Sem data no STF, lei do licenciamento ambiental deixa obras em suspenso
O julgamento chegou a ser pautado no mês passado, mas saiu da lista depois que uma nova ação chegou ao tribunal, e empresas agora temem que licenças já concedidas sejam revistas.
Dois lados que raramente concordam estão pedindo a mesma coisa ao Supremo Tribunal Federal: uma decisão rápida sobre a nova lei do licenciamento ambiental. Entidades de defesa do meio ambiente e empresas de infraestrutura disseram à Folha de S.Paulo que a indefinição está custando caro aos dois campos.
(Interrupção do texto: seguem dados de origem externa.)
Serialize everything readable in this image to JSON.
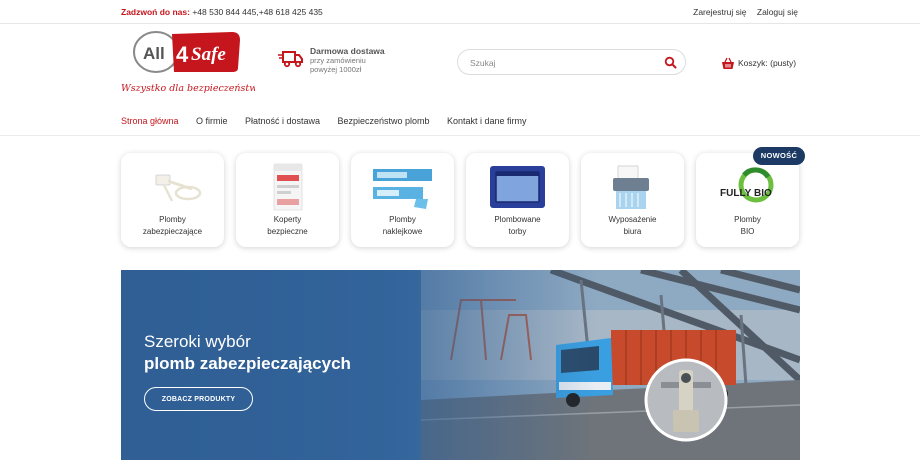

O tribunal chegou a marcar para o mês passado o julgamento de quatro processos sobre o tema — três ações que questionam a constitucionalidade de trechos da lei e uma que pede a confirmação de sua validade. O item acabou retirado da pauta do plenário depois que mais uma ação foi protocolada. Não há nova data.
Enquanto isso, a lei vale. Ela está em vigor desde fevereiro, e é com base nela que licenças vêm sendo emitidas.
Daí a preocupação do setor privado. Segundo a Folha, Ronei Glanzmann, que dirige a associação MoveInfra, reunindo concessionárias de rodovia, ferrovia e porto, afirmou que o temor maior é o que acontece com o que já foi feito. Há empreendimentos que obtiveram licença pela via simplificada que a lei criou, a de adesão e compromisso, e obras de manutenção tocadas sem licenciamento, também conforme a norma permite. Se o Supremo mudar as regras, disse ele, fica em aberto o que ocorre com os efeitos retroativos dessas decisões.
Do outro lado, a cobrança é parecida. O Observatório do Clima, que junta mais de cem entidades ambientalistas e participou da elaboração de uma das ações entregues ao tribunal em dezembro, também quer velocidade. Ainda de acordo com a Folha, Fábio Ishisaki, assessor de políticas públicas da organização, avaliou que o adiamento produz insegurança dos dois lados: atrapalha os negócios, porque ninguém sabe o que vai valer, e atrapalha os órgãos ambientais, que não sabem como aplicar a lei.
O licenciamento é o procedimento que serve para identificar, reduzir e compensar os impactos de uma obra ou atividade. A nova lei foi aprovada pelo Congresso Nacional em julho do ano passado, sob o argumento de modernizar e acelerar os processos, e o presidente Luiz Inácio Lula da Silva vetou trechos do texto no mês seguinte.